İnandığı bir dava uğruna hapse girmek, acılar çekmek, onu mutlu ediyor, inançlarına olan bağlılığını artırıyordu. Çektiği acılar, inançlarının üzerinde en küçük bir çizik bile oluşturmuyordu. Çektiği acılardan dolayı inançlarından vazgeçmesi olanaksızdı, kişiliği bu inançlarla bütünleşmişti. İnançlarından vazgeçmek, kendinden vazgeçmek, yok olmak anlamına gelecekti. Varolabilmek için kutsal bir şeylere gereksinimi olan insanlardandı o.

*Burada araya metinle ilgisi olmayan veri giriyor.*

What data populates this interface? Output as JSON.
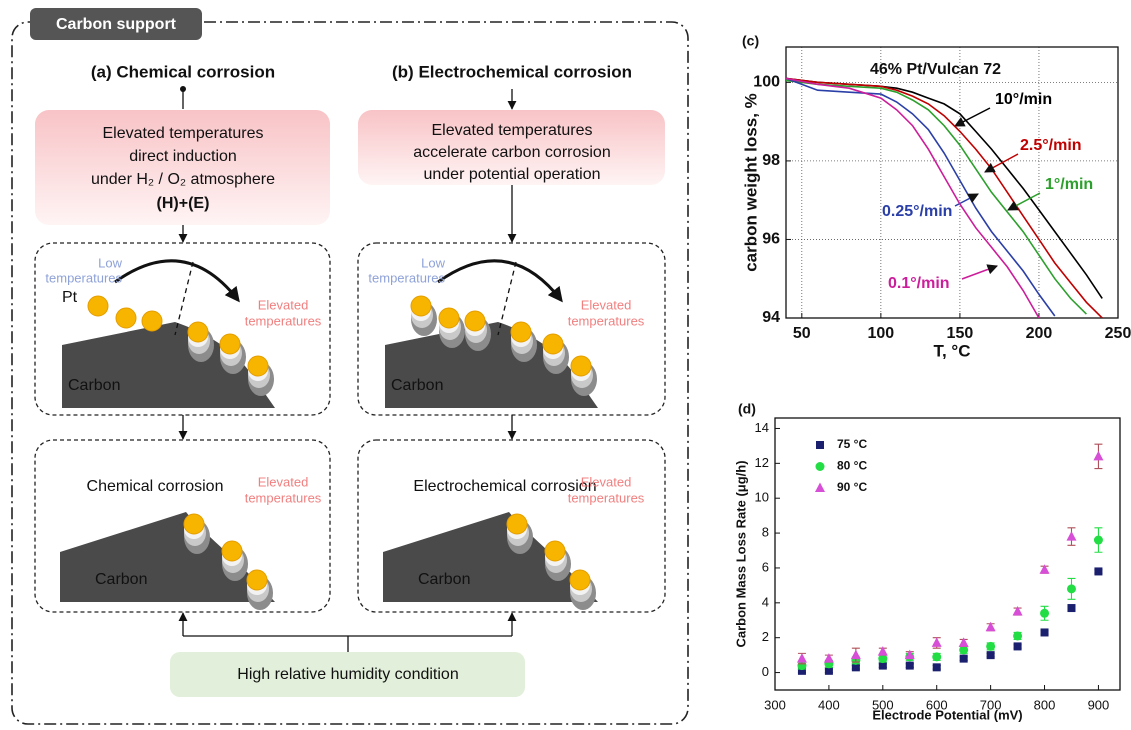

Kendi kişiliğiyle bütünleştirebileceği bir inanç, uğrunda acı çekeceği bir ideal olmadığı zaman kendini değersiz, amaçsız ve güçsüz buluyor, kendinden neredeyse iğreniyordu. Yaşayabilmesi için bir kutsallığın kölesi olması, hem de onun uğrunda acı çekmesi gerekiyordu. İçindeki yaşam isteğini harekete getirecek, onu ortaya çıkaracak iradesi ve gücü yoktu. Fünyesi olmayan bir bomba gibiydi; inançları onun fünyesi oluyor, tembelliğini parçalayarak derinlere saklanmış olan gücünü ortaya çıkarıyordu.
Ona emirler veren, onu yöneten bir kutsal inanç olmadı mı, harekete geçemiyor, kendine güvenemiyor, yaşayamıyordu. İradesi ve tutkusu yoktu, bir başka gücün iradesine ve gücüne muhtaçtı. Bir yere gitmek istiyordu, ama tek başına nereye gitmek istediğini bilmiyordu. Karar veremeyecek kadar da tembeldi. İnançları ise onu alıp bir hedefe doğru götürüyordu, tek istediği de alınıp götürülmekti zaten. Her yere, her şeye gitmeye hazırdı, hiçbir şeyden kaçınmazdı, yeter ki onu alıp götürecek bir inanç olsun.